In our last post, we continued our discussion about the potential impact
of failure to wear a seat belt in personal injury litigation. The discussion
was prompted by a recent government report highlighting the fact that
Tracy Morgan and other passengers involved in New Jersey
car accident last year were not wearing safety belts at the time of the crash.

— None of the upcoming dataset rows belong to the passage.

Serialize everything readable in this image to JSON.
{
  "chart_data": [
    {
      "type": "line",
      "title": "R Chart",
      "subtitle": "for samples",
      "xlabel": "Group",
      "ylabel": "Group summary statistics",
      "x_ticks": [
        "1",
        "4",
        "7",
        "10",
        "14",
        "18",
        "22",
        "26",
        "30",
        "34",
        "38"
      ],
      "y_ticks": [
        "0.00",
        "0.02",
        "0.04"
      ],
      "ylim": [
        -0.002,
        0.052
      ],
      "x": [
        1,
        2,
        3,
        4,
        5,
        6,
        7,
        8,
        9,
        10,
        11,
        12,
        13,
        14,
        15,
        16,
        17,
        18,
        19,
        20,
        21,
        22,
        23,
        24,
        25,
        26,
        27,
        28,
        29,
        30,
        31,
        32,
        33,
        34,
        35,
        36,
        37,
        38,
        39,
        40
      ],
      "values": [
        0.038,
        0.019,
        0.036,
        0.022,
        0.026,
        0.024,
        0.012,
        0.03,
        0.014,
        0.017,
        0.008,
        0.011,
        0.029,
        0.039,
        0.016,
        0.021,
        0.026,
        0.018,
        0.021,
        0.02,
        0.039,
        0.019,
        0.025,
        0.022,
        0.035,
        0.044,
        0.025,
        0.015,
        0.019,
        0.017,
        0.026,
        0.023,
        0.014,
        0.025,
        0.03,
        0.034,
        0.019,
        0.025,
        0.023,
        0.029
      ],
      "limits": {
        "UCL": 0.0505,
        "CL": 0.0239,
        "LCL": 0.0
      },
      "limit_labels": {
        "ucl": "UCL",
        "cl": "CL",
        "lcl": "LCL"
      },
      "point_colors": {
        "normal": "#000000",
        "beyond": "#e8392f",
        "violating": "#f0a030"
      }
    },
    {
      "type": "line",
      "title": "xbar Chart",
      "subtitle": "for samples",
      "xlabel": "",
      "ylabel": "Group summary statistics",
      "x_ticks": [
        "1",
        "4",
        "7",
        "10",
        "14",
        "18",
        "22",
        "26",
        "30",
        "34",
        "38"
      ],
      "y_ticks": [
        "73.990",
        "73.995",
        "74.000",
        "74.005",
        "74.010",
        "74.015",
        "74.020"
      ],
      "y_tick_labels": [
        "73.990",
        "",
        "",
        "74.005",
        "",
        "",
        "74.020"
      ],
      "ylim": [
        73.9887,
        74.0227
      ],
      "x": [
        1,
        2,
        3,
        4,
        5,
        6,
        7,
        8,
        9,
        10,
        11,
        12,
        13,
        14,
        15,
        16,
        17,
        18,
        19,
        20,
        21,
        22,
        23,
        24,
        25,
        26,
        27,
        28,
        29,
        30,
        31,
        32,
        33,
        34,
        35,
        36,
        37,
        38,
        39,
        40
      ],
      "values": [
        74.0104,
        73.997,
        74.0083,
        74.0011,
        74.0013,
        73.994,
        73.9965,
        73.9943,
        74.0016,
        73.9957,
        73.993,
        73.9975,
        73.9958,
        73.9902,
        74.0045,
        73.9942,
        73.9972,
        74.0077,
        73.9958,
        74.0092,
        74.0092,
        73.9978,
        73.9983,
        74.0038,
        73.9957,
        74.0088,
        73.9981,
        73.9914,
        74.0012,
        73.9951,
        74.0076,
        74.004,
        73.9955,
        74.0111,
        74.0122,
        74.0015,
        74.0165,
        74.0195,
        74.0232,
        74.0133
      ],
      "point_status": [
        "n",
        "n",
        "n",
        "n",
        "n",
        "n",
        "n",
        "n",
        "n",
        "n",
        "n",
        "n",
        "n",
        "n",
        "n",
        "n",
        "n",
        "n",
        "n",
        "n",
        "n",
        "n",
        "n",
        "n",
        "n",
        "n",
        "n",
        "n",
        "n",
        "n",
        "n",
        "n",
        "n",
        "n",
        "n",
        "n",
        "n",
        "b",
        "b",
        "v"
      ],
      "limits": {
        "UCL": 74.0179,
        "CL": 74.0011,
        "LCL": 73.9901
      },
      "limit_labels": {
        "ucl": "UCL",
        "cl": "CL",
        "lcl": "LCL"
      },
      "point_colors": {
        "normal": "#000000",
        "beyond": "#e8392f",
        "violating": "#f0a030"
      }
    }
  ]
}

As we’ve noted, failure to wear a seat belt cannot be used as evidence
of contributory negligence, but it can be admitted for demonstrating failure
to mitigate damages. If it is determined that the plaintiff did fail to
mitigate damages, his or her recovery may not be reduced by more than
one percent of the damages awarded after figuring in any reductions due
to comparative negligence.
Mitigation of damages, then, can only account for a rather small reduction
in overall damages. Still, every little bit counts when it comes to maximizing
damages. It bears repeating, though, that it isn’t always going
to be easy for a defendant to successfully argue for failure to mitigate
damages based on not wearing a seat belt. It really depends on the circumstances
of the case.
Because a plaintiff’s contributory negligence can result in a significant
reduction in damages, it is critical for plaintiffs facing this possibility
to work with an experienced personal injury attorney. Building a strong
case can help a plaintiff to make a strong case for liability and maximize
his or her damages award by reducing the possibility of reductions in damages.